Advertisement Close

Student joins teacher in concert of Middle Eastern music

posted on: Apr 13, 2015

Sometimes the music student ends up playing alongside the teacher.

That will be the case when Zack Kear joins his Grammy-nominated teacher Rahim AlHaj in a trio concert on Friday, April 17, at St. Timothy’s Lutheran Church.

Kear will play the ney, an Arabic reed flute in the ensemble that also features AlHaj on oud, a Middle Eastern lute, and Issa Maluf on percussion.

Kear had taken AlHaj’s Arab music theory class when he was an undergraduate student at the University of New Mexico.

“He was so shy. I reached out to him,” AlHaj said. “I asked him if he played music, if he read music. Yes, and yes. He said he plays keyboard and wind instruments.”

Over the last years, Kear has played with AlHaj only a few times but has more frequently arranged compositions for him for various instrumental configurations.

“He’s a very talented man. He plays the ney so beautifully,” AlHaj said.

The ney, Kear said, has a thin wall, “giving it that husky, breathy sound. It’s a side-blown flute so it has a different playing technique.
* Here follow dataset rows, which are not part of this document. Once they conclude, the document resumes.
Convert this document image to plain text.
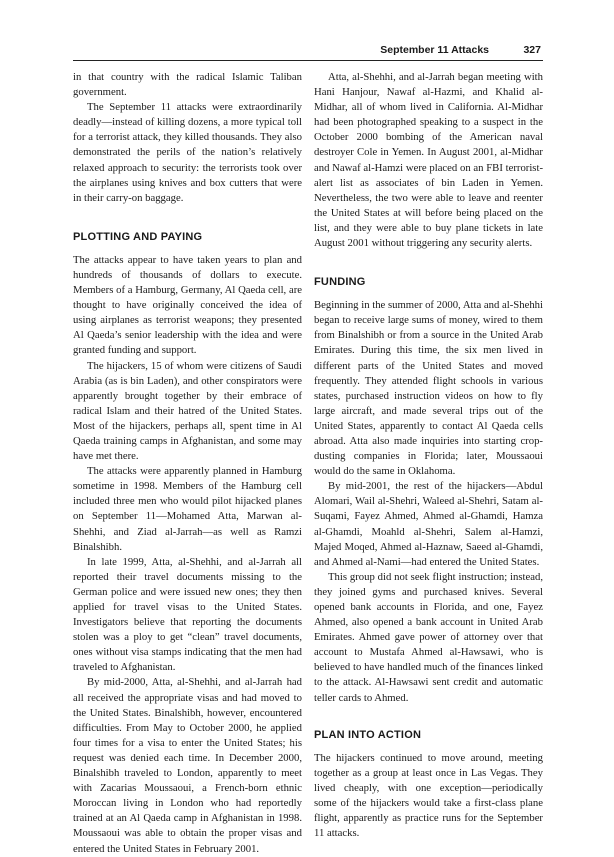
September 11 Attacks	327

in that country with the radical Islamic Taliban government.

The September 11 attacks were extraordinarily deadly—instead of killing dozens, a more typical toll for a terrorist attack, they killed thousands. They also demonstrated the perils of the nation’s relatively relaxed approach to security: the terrorists took over the airplanes using knives and box cutters that were in their carry-on baggage.

PLOTTING AND PAYING

The attacks appear to have taken years to plan and hundreds of thousands of dollars to execute. Members of a Hamburg, Germany, Al Qaeda cell, are thought to have originally conceived the idea of using airplanes as terrorist weapons; they presented Al Qaeda’s senior leadership with the idea and were granted funding and support.

The hijackers, 15 of whom were citizens of Saudi Arabia (as is bin Laden), and other conspirators were apparently brought together by their embrace of radical Islam and their hatred of the United States. Most of the hijackers, perhaps all, spent time in Al Qaeda training camps in Afghanistan, and some may have met there.

The attacks were apparently planned in Hamburg sometime in 1998. Members of the Hamburg cell included three men who would pilot hijacked planes on September 11—Mohamed Atta, Marwan al-Shehhi, and Ziad al-Jarrah—as well as Ramzi Binalshibh.

In late 1999, Atta, al-Shehhi, and al-Jarrah all reported their travel documents missing to the German police and were issued new ones; they then applied for travel visas to the United States. Investigators believe that reporting the documents stolen was a ploy to get “clean” travel documents, ones without visa stamps indicating that the men had traveled to Afghanistan.

By mid-2000, Atta, al-Shehhi, and al-Jarrah had all received the appropriate visas and had moved to the United States. Binalshibh, however, encountered difficulties. From May to October 2000, he applied four times for a visa to enter the United States; his request was denied each time. In December 2000, Binalshibh traveled to London, apparently to meet with Zacarias Moussaoui, a French-born ethnic Moroccan living in London who had reportedly trained at an Al Qaeda camp in Afghanistan in 1998. Moussaoui was able to obtain the proper visas and entered the United States in February 2001.

Atta, al-Shehhi, and al-Jarrah began meeting with Hani Hanjour, Nawaf al-Hazmi, and Khalid al-Midhar, all of whom lived in California. Al-Midhar had been photographed speaking to a suspect in the October 2000 bombing of the American naval destroyer Cole in Yemen. In August 2001, al-Midhar and Nawaf al-Hamzi were placed on an FBI terrorist-alert list as associates of bin Laden in Yemen. Nevertheless, the two were able to leave and reenter the United States at will before being placed on the list, and they were able to buy plane tickets in late August 2001 without triggering any security alerts.

FUNDING

Beginning in the summer of 2000, Atta and al-Shehhi began to receive large sums of money, wired to them from Binalshibh or from a source in the United Arab Emirates. During this time, the six men lived in different parts of the United States and moved frequently. They attended flight schools in various states, purchased instruction videos on how to fly large aircraft, and made several trips out of the United States, apparently to contact Al Qaeda cells abroad. Atta also made inquiries into starting crop-dusting companies in Florida; later, Moussaoui would do the same in Oklahoma.

By mid-2001, the rest of the hijackers—Abdul Alomari, Wail al-Shehri, Waleed al-Shehri, Satam al-Suqami, Fayez Ahmed, Ahmed al-Ghamdi, Hamza al-Ghamdi, Moahld al-Shehri, Salem al-Hamzi, Majed Moqed, Ahmed al-Haznaw, Saeed al-Ghamdi, and Ahmed al-Nami—had entered the United States.

This group did not seek flight instruction; instead, they joined gyms and purchased knives. Several opened bank accounts in Florida, and one, Fayez Ahmed, also opened a bank account in United Arab Emirates. Ahmed gave power of attorney over that account to Mustafa Ahmed al-Hawsawi, who is believed to have handled much of the finances linked to the attack. Al-Hawsawi sent credit and automatic teller cards to Ahmed.

PLAN INTO ACTION

The hijackers continued to move around, meeting together as a group at least once in Las Vegas. They lived cheaply, with one exception—periodically some of the hijackers would take a first-class plane flight, apparently as practice runs for the September 11 attacks.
A standard ney has seven holes.”

He is self-taught on the instrument.

Kear, who has a master’s degree in music composition from UNM, teaches piano and voice and does a lot of piano accompaniment work for church, school and community choirs in the Albuquerque area.

AlHaj said the Friday concert will have a good deal of traditional Middle Eastern music plus his own compositions arranged for oud, ney and percussion.

Maluf’s percussion instruments include the doumbek, a goblet-shaped drum, the riq, a type of tambourine, and the def, a frame drum.